Based on reports, doctors’ scribbled notes were meant to keep a personal record of a patient’s medical history, and were generally seen only by the doctor. However, with dozens of other professionals having to work together over time, doctors became one element of a large, multidisciplinary healthcare team.
The result of this expansion, our correspondent learnt, is that illegible scribbles, hurriedly composed by rushed doctors, are now presented to colleagues with no qualifications in cryptology.
According to an editorial in BMJ, a peer-reviewed research journal, authored by Leape and Berwick, handwritten medical notes were called a ‘dinosaur long overdue for extinction.’
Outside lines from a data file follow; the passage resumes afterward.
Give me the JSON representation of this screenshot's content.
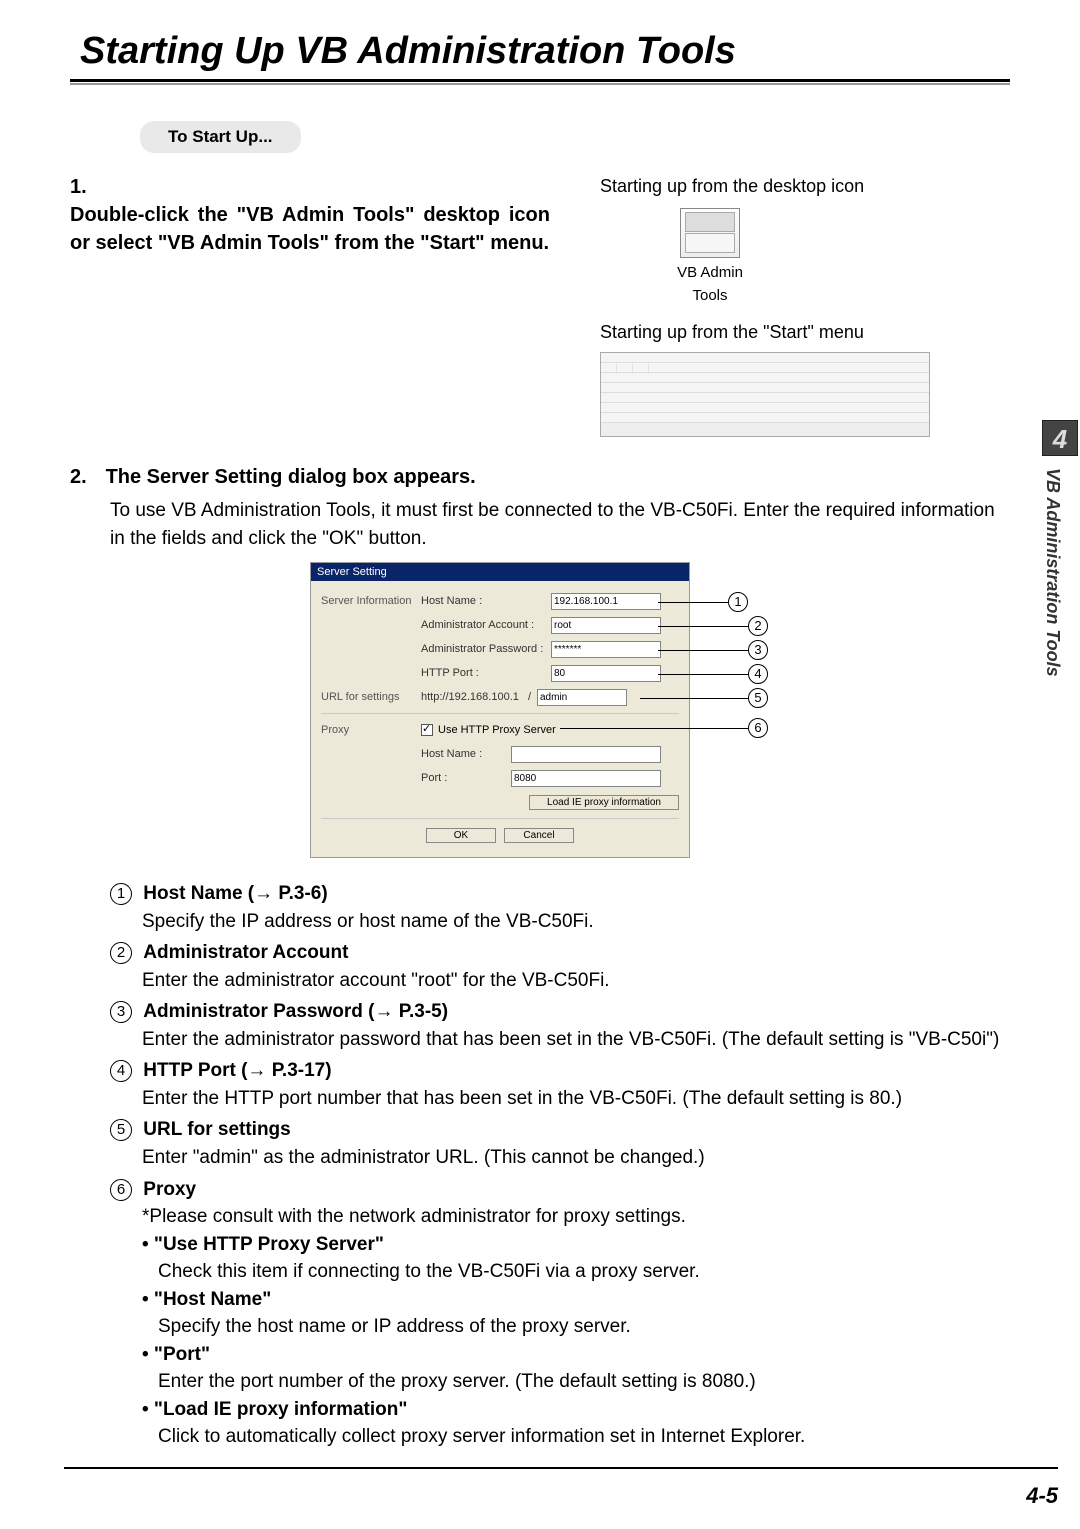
{
  "title": "Starting Up VB Administration Tools",
  "chapter_badge": "4",
  "side_tab": "VB Administration Tools",
  "page_number": "4-5",
  "startup_pill": "To Start Up...",
  "step1": {
    "number": "1.",
    "heading": "Double-click the \"VB Admin Tools\" desktop icon or select \"VB Admin Tools\" from the \"Start\" menu.",
    "right_caption_1": "Starting up from the desktop icon",
    "icon_label": "VB Admin\nTools",
    "right_caption_2": "Starting up from the \"Start\" menu"
  },
  "step2": {
    "number": "2.",
    "heading": "The Server Setting dialog box appears.",
    "body": "To use VB Administration Tools, it must first be connected to the VB-C50Fi. Enter the required information in the fields and click the \"OK\" button."
  },
  "dialog": {
    "title": "Server Setting",
    "section_server_info": "Server Information",
    "section_url": "URL for settings",
    "section_proxy": "Proxy",
    "host_name_label": "Host Name :",
    "host_name_value": "192.168.100.1",
    "admin_account_label": "Administrator Account :",
    "admin_account_value": "root",
    "admin_password_label": "Administrator Password :",
    "admin_password_value": "*******",
    "http_port_label": "HTTP Port :",
    "http_port_value": "80",
    "url_prefix": "http://192.168.100.1",
    "url_slash": "/",
    "url_value": "admin",
    "use_proxy_label": "Use HTTP Proxy Server",
    "proxy_host_label": "Host Name :",
    "proxy_host_value": "",
    "proxy_port_label": "Port :",
    "proxy_port_value": "8080",
    "load_ie_btn": "Load IE proxy information",
    "ok_btn": "OK",
    "cancel_btn": "Cancel"
  },
  "callouts": {
    "c1": "1",
    "c2": "2",
    "c3": "3",
    "c4": "4",
    "c5": "5",
    "c6": "6"
  },
  "definitions": [
    {
      "num": "1",
      "title": "Host Name (→ P.3-6)",
      "body": "Specify the IP address or host name of the VB-C50Fi."
    },
    {
      "num": "2",
      "title": "Administrator Account",
      "body": "Enter the administrator account \"root\" for the VB-C50Fi."
    },
    {
      "num": "3",
      "title": "Administrator Password (→ P.3-5)",
      "body": "Enter the administrator password that has been set in the VB-C50Fi. (The default setting is \"VB-C50i\")"
    },
    {
      "num": "4",
      "title": "HTTP Port (→ P.3-17)",
      "body": "Enter the HTTP port number that has been set in the VB-C50Fi. (The default setting is 80.)"
    },
    {
      "num": "5",
      "title": "URL for settings",
      "body": "Enter \"admin\" as the administrator URL. (This cannot be changed.)"
    },
    {
      "num": "6",
      "title": "Proxy",
      "body": "*Please consult with the network administrator for proxy settings.",
      "subs": [
        {
          "title": "• \"Use HTTP Proxy Server\"",
          "body": "Check this item if connecting to the VB-C50Fi via a proxy server."
        },
        {
          "title": "• \"Host Name\"",
          "body": "Specify the host name or IP address of the proxy server."
        },
        {
          "title": "• \"Port\"",
          "body": "Enter the port number of the proxy server. (The default setting is 8080.)"
        },
        {
          "title": "• \"Load IE proxy information\"",
          "body": "Click to automatically collect proxy server information set in Internet Explorer."
        }
      ]
    }
  ]
}
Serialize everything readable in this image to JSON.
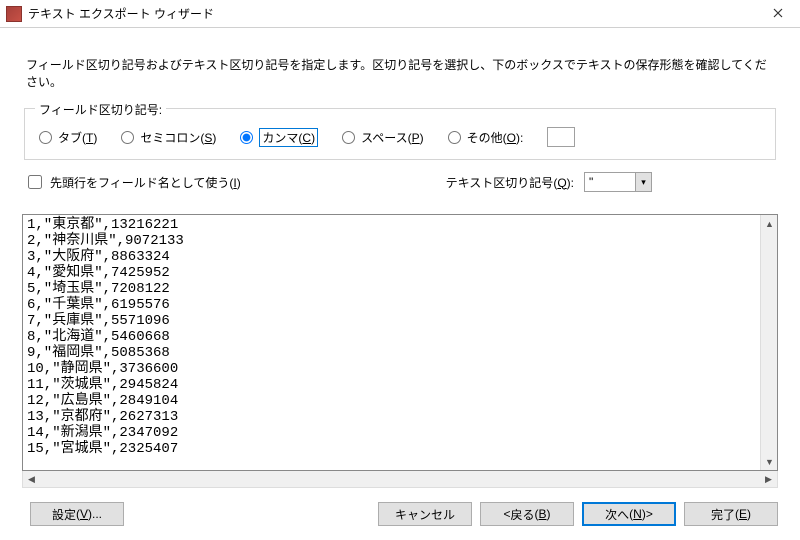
{
  "window": {
    "title": "テキスト エクスポート ウィザード"
  },
  "instruction": "フィールド区切り記号およびテキスト区切り記号を指定します。区切り記号を選択し、下のボックスでテキストの保存形態を確認してください。",
  "delimiter_group": {
    "legend": "フィールド区切り記号:",
    "selected": "comma",
    "options": {
      "tab": {
        "label": "タブ",
        "accel": "T"
      },
      "semicolon": {
        "label": "セミコロン",
        "accel": "S"
      },
      "comma": {
        "label": "カンマ",
        "accel": "C"
      },
      "space": {
        "label": "スペース",
        "accel": "P"
      },
      "other": {
        "label": "その他",
        "accel": "O"
      }
    },
    "other_value": ""
  },
  "first_row_fieldnames": {
    "label": "先頭行をフィールド名として使う",
    "accel": "I",
    "checked": false
  },
  "text_qualifier": {
    "label": "テキスト区切り記号",
    "accel": "Q",
    "value": "\""
  },
  "preview_rows": [
    "1,\"東京都\",13216221",
    "2,\"神奈川県\",9072133",
    "3,\"大阪府\",8863324",
    "4,\"愛知県\",7425952",
    "5,\"埼玉県\",7208122",
    "6,\"千葉県\",6195576",
    "7,\"兵庫県\",5571096",
    "8,\"北海道\",5460668",
    "9,\"福岡県\",5085368",
    "10,\"静岡県\",3736600",
    "11,\"茨城県\",2945824",
    "12,\"広島県\",2849104",
    "13,\"京都府\",2627313",
    "14,\"新潟県\",2347092",
    "15,\"宮城県\",2325407"
  ],
  "buttons": {
    "settings": {
      "label": "設定",
      "accel": "V",
      "suffix": "..."
    },
    "cancel": {
      "label": "キャンセル"
    },
    "back": {
      "label": "戻る",
      "accel": "B",
      "prefix": "< "
    },
    "next": {
      "label": "次へ",
      "accel": "N",
      "suffix": " >"
    },
    "finish": {
      "label": "完了",
      "accel": "E"
    }
  }
}
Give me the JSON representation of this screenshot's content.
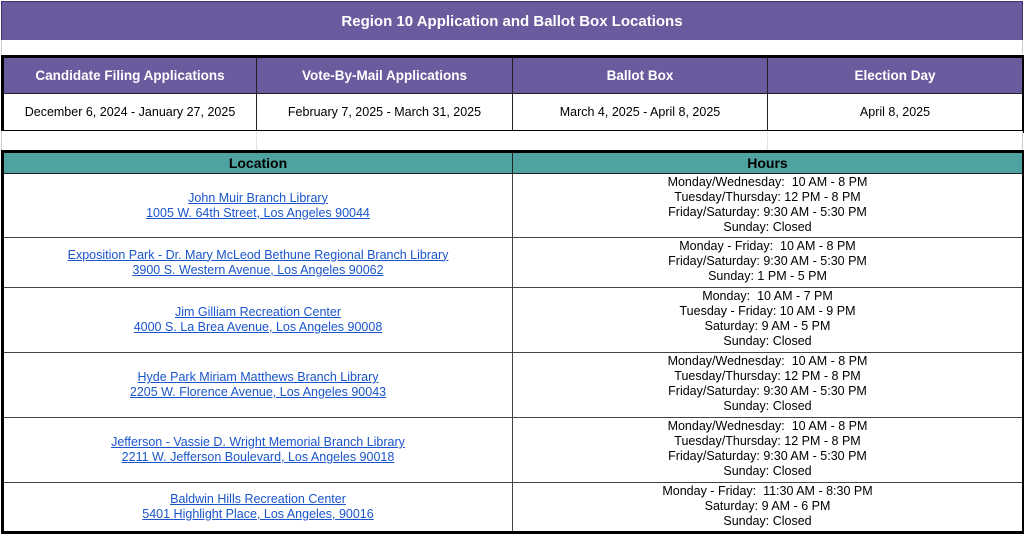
{
  "title": "Region 10 Application and Ballot Box Locations",
  "colors": {
    "header_purple": "#6a5a9e",
    "header_teal": "#4ea3a0",
    "link_blue": "#1a55cc"
  },
  "dates_table": {
    "headers": [
      "Candidate Filing Applications",
      "Vote-By-Mail Applications",
      "Ballot Box",
      "Election Day"
    ],
    "values": [
      "December 6, 2024 - January 27, 2025",
      "February 7, 2025 - March 31, 2025",
      "March 4, 2025 - April 8, 2025",
      "April 8, 2025"
    ]
  },
  "locations_table": {
    "headers": [
      "Location",
      "Hours"
    ],
    "rows": [
      {
        "name": "John Muir Branch Library",
        "address": "1005 W. 64th Street, Los Angeles 90044",
        "hours": [
          "Monday/Wednesday:  10 AM - 8 PM",
          "Tuesday/Thursday: 12 PM - 8 PM",
          "Friday/Saturday: 9:30 AM - 5:30 PM",
          "Sunday: Closed"
        ]
      },
      {
        "name": "Exposition Park - Dr. Mary McLeod Bethune Regional Branch Library",
        "address": "3900 S. Western Avenue, Los Angeles 90062",
        "hours": [
          "Monday - Friday:  10 AM - 8 PM",
          "Friday/Saturday: 9:30 AM - 5:30 PM",
          "Sunday: 1 PM - 5 PM"
        ]
      },
      {
        "name": "Jim Gilliam Recreation Center",
        "address": "4000 S. La Brea Avenue, Los Angeles 90008",
        "hours": [
          "Monday:  10 AM - 7 PM",
          "Tuesday - Friday: 10 AM - 9 PM",
          "Saturday: 9 AM - 5 PM",
          "Sunday: Closed"
        ]
      },
      {
        "name": "Hyde Park Miriam Matthews Branch Library",
        "address": "2205 W. Florence Avenue, Los Angeles 90043",
        "hours": [
          "Monday/Wednesday:  10 AM - 8 PM",
          "Tuesday/Thursday: 12 PM - 8 PM",
          "Friday/Saturday: 9:30 AM - 5:30 PM",
          "Sunday: Closed"
        ]
      },
      {
        "name": "Jefferson - Vassie D. Wright Memorial Branch Library",
        "address": "2211 W. Jefferson Boulevard, Los Angeles 90018",
        "hours": [
          "Monday/Wednesday:  10 AM - 8 PM",
          "Tuesday/Thursday: 12 PM - 8 PM",
          "Friday/Saturday: 9:30 AM - 5:30 PM",
          "Sunday: Closed"
        ]
      },
      {
        "name": "Baldwin Hills Recreation Center",
        "address": "5401 Highlight Place, Los Angeles, 90016",
        "hours": [
          "Monday - Friday:  11:30 AM - 8:30 PM",
          "Saturday: 9 AM - 6 PM",
          "Sunday: Closed"
        ]
      }
    ]
  }
}
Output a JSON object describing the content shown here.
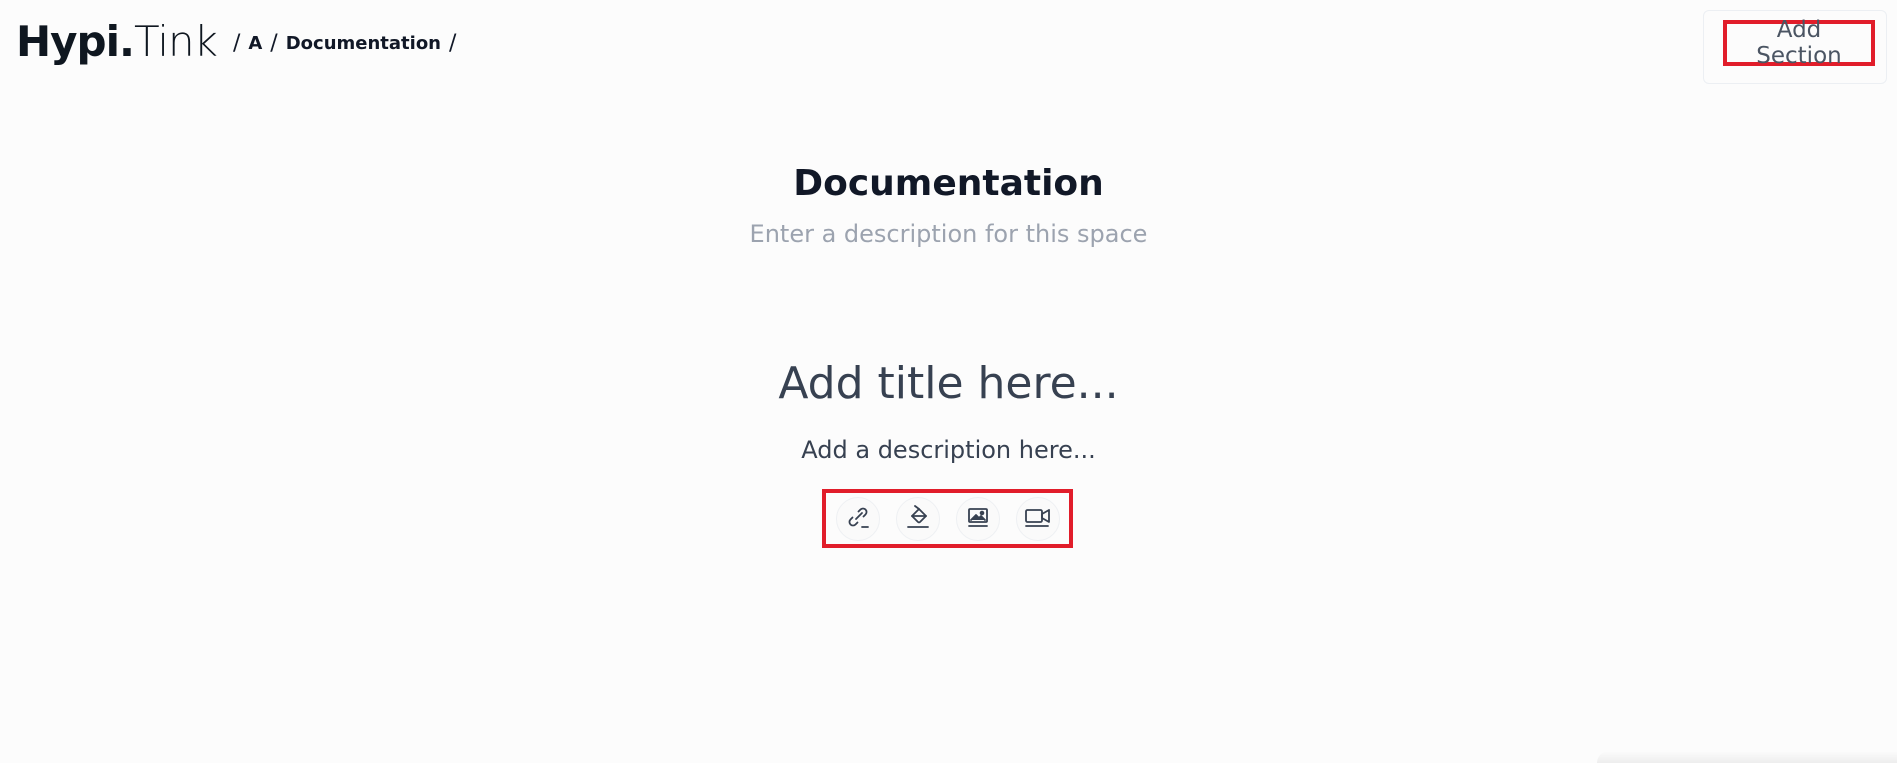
{
  "brand": {
    "logo_bold": "Hypi.",
    "logo_light": "Tink"
  },
  "breadcrumb": {
    "separator": "/",
    "items": [
      "A",
      "Documentation"
    ]
  },
  "header": {
    "add_section_label": "Add Section"
  },
  "space": {
    "title": "Documentation",
    "description_placeholder": "Enter a description for this space"
  },
  "section": {
    "title_placeholder": "Add title here...",
    "description_placeholder": "Add a description here..."
  },
  "toolbar": {
    "tools": [
      {
        "name": "link-icon"
      },
      {
        "name": "fill-icon"
      },
      {
        "name": "image-icon"
      },
      {
        "name": "video-icon"
      }
    ]
  },
  "colors": {
    "highlight_border": "#e11d2a",
    "background": "#fcfcfc",
    "text_primary": "#111827",
    "text_muted": "#9ca3af"
  }
}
The journal noted that in 2005, three surgeons audited the legibility of 40 randomly selected operative notes from an orthopaedic ward in a large British hospital.
BMJ stated that two nurses, two physiotherapists and two medical house officers were asked to rate the legibility of the notes as ‘excellent,’ ‘good,’ ‘fair,’ or ‘poor. ’Their findings showed that only 24 per cent were rated ‘excellent’ or ‘good,’ and 37 per cent were deemed ‘poor.’
Bane of the medical profession
Admitting the possibility of unreadable doctors’ prescription causing deaths, a General Practitioner, Dr. Edward Chukwurah, said such sad occurrences will continue to be the bane of the medical profession as it has become an all-comers affair.